Je fais partie d’une génération qui croit en l’amour mais ne suit pas des stéréotypes prédifinis. Une génération pour qui le mariage n’est pas un passage obligatoire. Aujourd’hui, j’ai 25 ans et j’ai vécu ce que l’on appelle un polyamour.

Ma rencontre avec Mounir* a eu lieu sur les bancs de l’université. J’étudiais alors la psychologie, et je dédiais mes journées et soirées à approfondir mes connaissances en la matière. Dans ce schéma, il n’y avait nulle place à l’amour. Mais c’était sans compter sur l’arrivée dans mon cours d’un homme au parcours atypique et qui avait décidé de reprendre ses études. C’était le genre d’homme qui ne passe pas inaperçu et qui fait battre le cœur de toutes les jeunes filles. J’étais aussi sous le charme. Il était irrésistible avec ses cheveux noirs d’ébène et son regard profond qui en dit long sur son vécu.

Un jour, en plein cours magistral, Mounir s’installe à côté de moi, et me demande si je pouvais lui envoyer mes notes par mail. Je me suis sentie toute chose! Comment cet homme pouvait-il me demander de l’aide, alors que toutes les autres filles étaient prêtes à lui rendre n’importe quel service pourvu qu’il les remarque ? J’ai bien évidemment accepté. De retour chez moi, je me suis attelée à arranger mes notes que j’avais prises de manière assidue depuis le début de l’année, et je les lui envoie. Sa réponse est immédiate. “Merci pour les cours, Freud serait fière de toi (emoji qui fait un clin d’œil), je t’invite à prendre un café demain à 18h00”.

Atomes crochus

Quelle ne fut ma surprise lorsque je lis ces mots. Mais quelque chose m’échappe. Ce n’était un secret pour personne : Mounir était marié. Je ne savais pas quoi répondre à cette invitation, mon cœur criait oui et ma tête refusait ce que mon cœur lui indiquait de faire ! Mes doigts ont donc instinctivement écrit “Avec plaisir (emoji qui sourit bêtement). Ce fut alors pour moi le début de ce que j’appelle notre relation hors normes !

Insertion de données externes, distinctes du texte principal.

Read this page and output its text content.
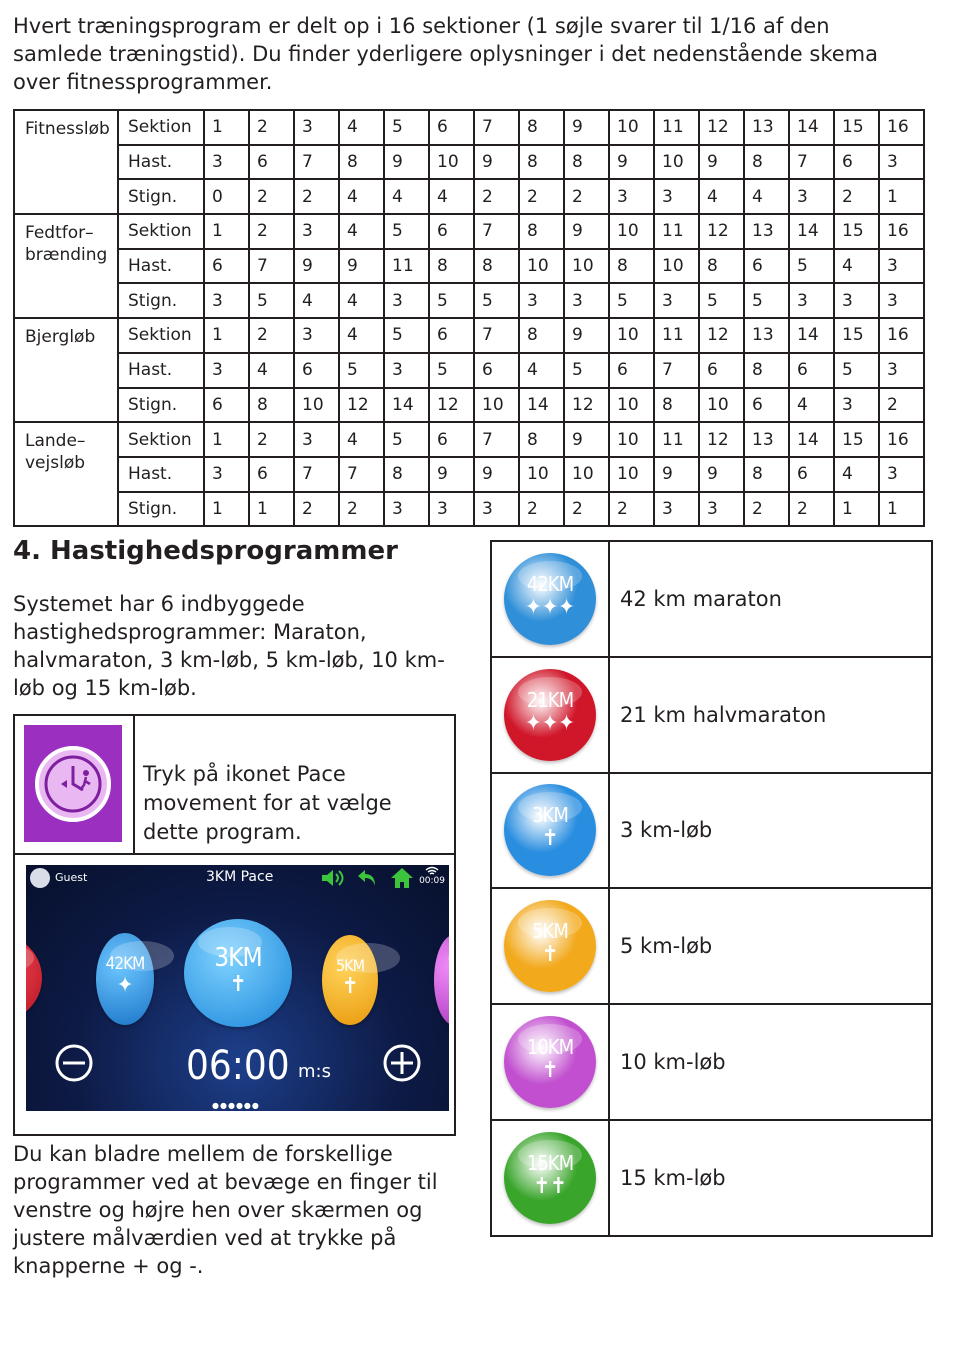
Hvert træningsprogram er delt op i 16 sektioner (1 søjle svarer til 1/16 af den samlede træningstid). Du finder yderligere oplysninger i det nedenstående skema over fitnessprogrammer.
Fitnessløb	Sektion	1	2	3	4	5	6	7	8	9	10	11	12	13	14	15	16
	Hast.	3	6	7	8	9	10	9	8	8	9	10	9	8	7	6	3
	Stign.	0	2	2	4	4	4	2	2	2	3	3	4	4	3	2	1
Fedtfor– brænding	Sektion	1	2	3	4	5	6	7	8	9	10	11	12	13	14	15	16
	Hast.	6	7	9	9	11	8	8	10	10	8	10	8	6	5	4	3
	Stign.	3	5	4	4	3	5	5	3	3	5	3	5	5	3	3	3
Bjergløb	Sektion	1	2	3	4	5	6	7	8	9	10	11	12	13	14	15	16
	Hast.	3	4	6	5	3	5	6	4	5	6	7	6	8	6	5	3
	Stign.	6	8	10	12	14	12	10	14	12	10	8	10	6	4	3	2
Lande– vejsløb	Sektion	1	2	3	4	5	6	7	8	9	10	11	12	13	14	15	16
	Hast.	3	6	7	7	8	9	9	10	10	10	9	9	8	6	4	3
	Stign.	1	1	2	2	3	3	3	2	2	2	3	3	2	2	1	1
4. Hastighedsprogrammer
Systemet har 6 indbyggede hastighedsprogrammer: Maraton, halvmaraton, 3 km-løb, 5 km-løb, 10 km-løb og 15 km-løb.
Tryk på ikonet Pace movement for at vælge dette program.
Guest	3KM Pace	00:09
42KM
✦
3KM
✝
5KM
✝
06:00 m:s
●●●●●●
Du kan bladre mellem de forskellige programmer ved at bevæge en finger til venstre og højre hen over skærmen og justere målværdien ved at trykke på knapperne + og -.
42KM
✦✦✦	42 km maraton

21KM
✦✦✦	21 km halvmaraton

3KM
✝	3 km-løb

5KM
✝	5 km-løb

10KM
✝	10 km-løb

15KM
✝✝	15 km-løb
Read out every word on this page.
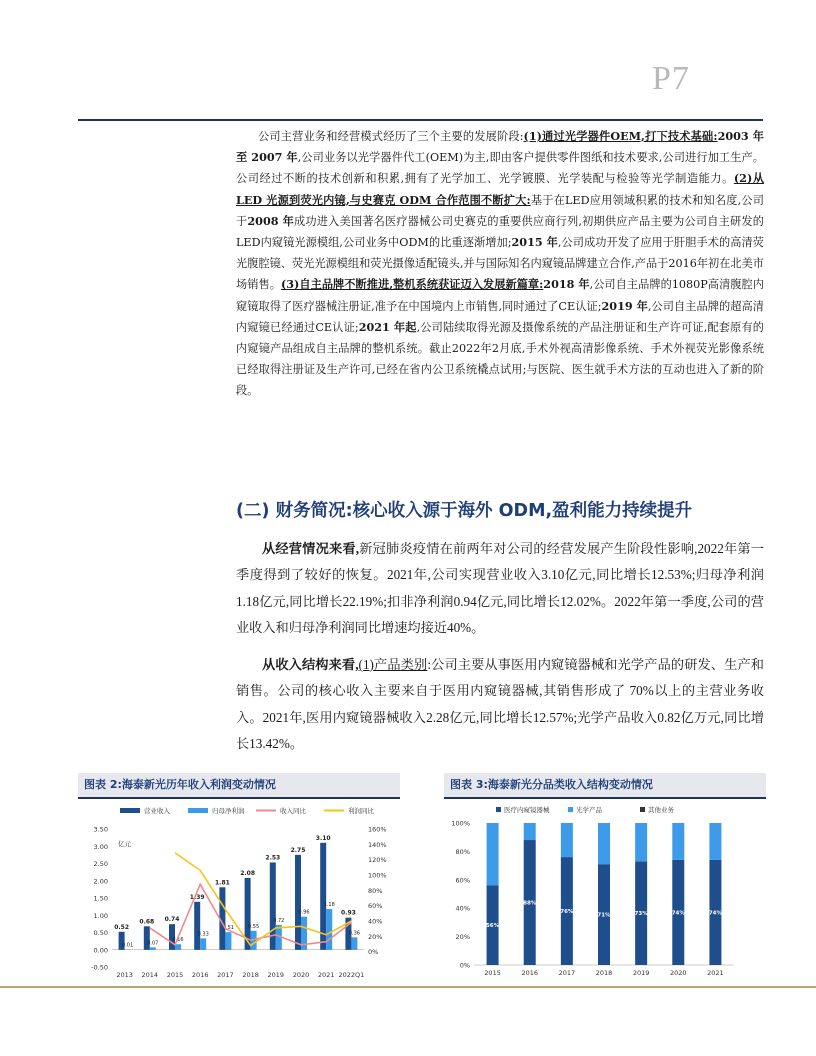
P7

公司主营业务和经营模式经历了三个主要的发展阶段:(1)通过光学器件OEM,打下技术基础:2003 年至 2007 年,公司业务以光学器件代工(OEM)为主,即由客户提供零件图纸和技术要求,公司进行加工生产。公司经过不断的技术创新和积累,拥有了光学加工、光学镀膜、光学装配与检验等光学制造能力。(2)从 LED 光源到荧光内镜,与史赛克 ODM 合作范围不断扩大:基于在LED应用领域积累的技术和知名度,公司于2008 年成功进入美国著名医疗器械公司史赛克的重要供应商行列,初期供应产品主要为公司自主研发的LED内窥镜光源模组,公司业务中ODM的比重逐渐增加;2015 年,公司成功开发了应用于肝胆手术的高清荧光腹腔镜、荧光光源模组和荧光摄像适配镜头,并与国际知名内窥镜品牌建立合作,产品于2016年初在北美市场销售。(3)自主品牌不断推进,整机系统获证迈入发展新篇章:2018 年,公司自主品牌的1080P高清腹腔内窥镜取得了医疗器械注册证,准予在中国境内上市销售,同时通过了CE认证;2019 年,公司自主品牌的超高清内窥镜已经通过CE认证;2021 年起,公司陆续取得光源及摄像系统的产品注册证和生产许可证,配套原有的内窥镜产品组成自主品牌的整机系统。截止2022年2月底,手术外视高清影像系统、手术外视荧光影像系统已经取得注册证及生产许可,已经在省内公卫系统橇点试用;与医院、医生就手术方法的互动也进入了新的阶段。

(二) 财务简况:核心收入源于海外 ODM,盈利能力持续提升

从经营情况来看,新冠肺炎疫情在前两年对公司的经营发展产生阶段性影响,2022年第一季度得到了较好的恢复。2021年,公司实现营业收入3.10亿元,同比增长12.53%;归母净利润1.18亿元,同比增长22.19%;扣非净利润0.94亿元,同比增长12.02%。2022年第一季度,公司的营业收入和归母净利润同比增速均接近40%。

从收入结构来看,(1)产品类别:公司主要从事医用内窥镜器械和光学产品的研发、生产和销售。公司的核心收入主要来自于医用内窥镜器械,其销售形成了 70%以上的主营业务收入。2021年,医用内窥镜器械收入2.28亿元,同比增长12.57%;光学产品收入0.82亿万元,同比增长13.42%。

图表 2:海泰新光历年收入利润变动情况
营业收入	归母净利润	收入同比	利润同比
亿元
-0.50
0.00
0.50
1.00
1.50
2.00
2.50
3.00
3.50
0%
20%
40%
60%
80%
100%
120%
140%
160%
0.52
0.01
2013
0.68
0.07
2014
0.74
0.16
2015
1.39
0.33
2016
1.81
0.51
2017
2.08
0.55
2018
2.53
0.72
2019
2.75
0.96
2020
3.10
1.18
2021
0.93
0.36
2022Q1
图表 3:海泰新光分品类收入结构变动情况
医疗内窥镜器械	光学产品	其他业务
0%
20%
40%
60%
80%
100%
56%
2015
88%
2016
76%
2017
71%
2018
73%
2019
74%
2020
74%
2021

Nous nous sommes retrouvés dans un café du centre-ville. Je m’y suis rendue car il s’agissait, pour moi, d’un simple café entre camarades. Nous avons longuement discuté. Il m’a  beaucoup parlé de lui et de sa relation avec sa femme qu’il avait connue très jeune. De fil en aiguille, je me suis aussi livrée à lui. Je me souviens qu’il avait beaucoup insisté sur le fait qu’avec sa femme, ils aimaient faire de nouvelles rencontres et entretenir des amitiés fortes qui durent. Des mots qui n’ont pas tout de suite fait écho dans ma tête.

L’amour avec un grand A

Plus le temps passait, plus nous nous rapprochions l’un de l’autre. Il avait à cœur de ne pas mentir à sa femme ni de lui cacher notre relation naissante. Le dernier jour des nos examens, il m’a proposé de partir en voyage avec Sanaa*, sa femme dans leur maison au nord du Maroc. J’étais un peu stressée à l’idée de la rencontrer, mais j’ai fini par accepter. J’ai pris le TGV pour les rejoindre. Ils m’attendaient tous les deux sur le quai de la gare à Tanger. J’étais excitée à l’idée de le revoir, mais j’avais un peu peur de la réaction de sa femme.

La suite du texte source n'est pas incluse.